Friday 1 November 2013

Gummy Bear Biscuits

When I was young, my Mother often made jam drops.  I can't recall the last time I made them myself, but then I saw these interesting little gems.


This Week's Pin:  Gummy Bear Biscuits
Who's This For:  My Kids
Price:  $6.00 for 36 biscuits

I've seen recipes for biscuits where hard boiled lollies are melted on top.  The lollies give a sweet crispness to the top.  These gummy bears will give an unusual texture and I'm sure the kids will expect that these are jam drops - won't they be surprised?

Ingredients are simple:

1 cup unsalted butter
1/2 cup light brown sugar
2 egg yolks (I used 1 whole egg instead)
1 teaspoon vanilla extract
2 cups all-purpose flour
1/4 teaspoon salt
3 dozen gummy bears, plus extras for mindless eating while preparing




There's nothing new or difficult about this biscuit process.  I'm sure you've done this dozens of times before.  

Cream together butter and brown sugar. Add egg yolks, one at a time.  Stir in vanilla extra.
Mix in flour and salt, stirring until combined.  Wait a moment, all-purpose flour is not self-raising flour!  I need to use plain flour (this is what we call all-purpose flour in Australia).  Oops, I nearly made cake!

So, add the flour and don't overmix.

Cover the mixture and place in the freezer for ten minutes.  Preheat oven and line the baking trays with baking paper.  Sample gummy bears.


Scoop tablespoons of mixture and roll into balls.  Leave a couple of centimetres between the biscuits on the tray.  Press your thumb into the centre of the balls and place in the oven.


Notice I didn't add the gummy bears yet?  They'll only take a minute to melt so cook the biscuits for 8-10 minutes until they look pretty much done.  Remove the tray from the oven and place a gummy bear in the indentation.  Return the trays to the oven and cook for a further 2 minutes.

Don't walk away at this stage, or make a cup of tea, or answer the phone, because those lollies will be melted in the blink of an eye.

Let the biscuits cool and enjoy.

They're a chewy, buttery biscuit and yes, the gummy topping is not what you expect but the intensity of the fruit flavour is increased so they each have a different flavour - apple, orange, raspberry - yum.

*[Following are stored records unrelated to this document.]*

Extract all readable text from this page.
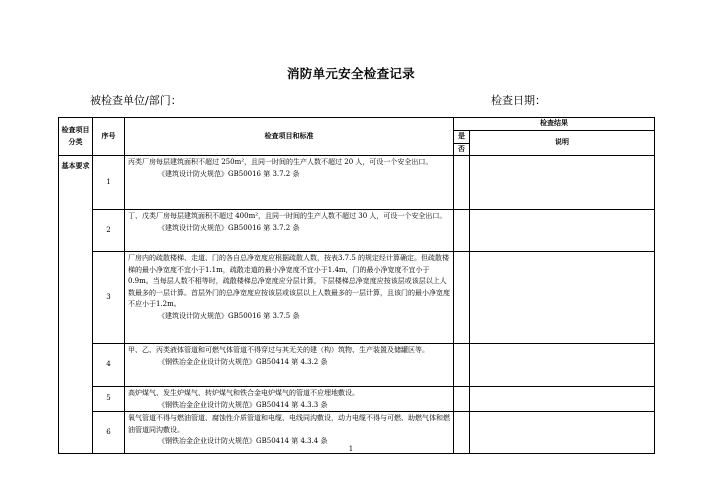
消防单元安全检查记录
被检查单位/部门：	检查日期：
检查项目分类	序号	检查项目和标准	检查结果	
			是	说明
			否	
基本要求	1	丙类厂房每层建筑面积不超过 250m²，且同一时间的生产人数不超过 20 人，可设一个安全出口。
《建筑设计防火规范》GB50016 第 3.7.2 条		

	2	丁、戊类厂房每层建筑面积不超过 400m²，且同一时间的生产人数不超过 30 人，可设一个安全出口。
《建筑设计防火规范》GB50016 第 3.7.2 条		

	3	厂房内的疏散楼梯、走道、门的各自总净宽度应根据疏散人数，按表3.7.5 的规定经计算确定。但疏散楼梯的最小净宽度不宜小于1.1m，疏散走道的最小净宽度不宜小于1.4m，门的最小净宽度不宜小于0.9m。当每层人数不相等时，疏散楼梯总净宽度应分层计算，下层楼梯总净宽度应按该层或该层以上人数最多的一层计算。首层外门的总净宽度应按该层或该层以上人数最多的一层计算，且该门的最小净宽度不应小于1.2m。
《建筑设计防火规范》GB50016 第 3.7.5 条		

	4	甲、乙、丙类液体管道和可燃气体管道不得穿过与其无关的建（构）筑物、生产装置及储罐区等。
《钢铁冶金企业设计防火规范》GB50414 第 4.3.2 条		

	5	高炉煤气、发生炉煤气、转炉煤气和铁合金电炉煤气的管道不应埋地敷设。
《钢铁冶金企业设计防火规范》GB50414 第 4.3.3 条		

	6	氧气管道不得与燃油管道、腐蚀性介质管道和电缆、电线同沟敷设，动力电缆不得与可燃、助燃气体和燃油管道同沟敷设。
《钢铁冶金企业设计防火规范》GB50414 第 4.3.4 条		

1
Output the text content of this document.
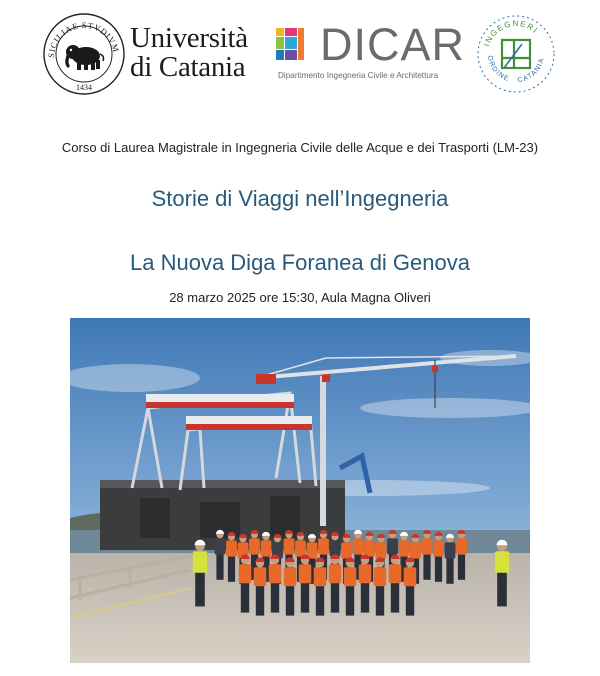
SICILIAE STVDIVM
1434
Università
di Catania DICAR
Dipartimento Ingegneria Civile e Architettura
INGEGNERI
ORDINE CATANIA
Corso di Laurea Magistrale in Ingegneria Civile delle Acque e dei Trasporti (LM-23)
Storie di Viaggi nell’Ingegneria
La Nuova Diga Foranea di Genova
28 marzo 2025 ore 15:30, Aula Magna Oliveri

I'm not completely in love with these biscuits.  The crumbly shortbread biscuit does exactly that - crumbles, when you are stretching the chewy gummy blobs.  But we liked them enough to polish them off in a couple of days.  I've got a tried and true biscuit recipe that I might add a different topping to next time.  Some of those great boiled sweets I have in the cupboard, yep.

Soops


"Imperfection is beauty, madness is genius and it's better to be absolutely ridiculous than absolutely boring."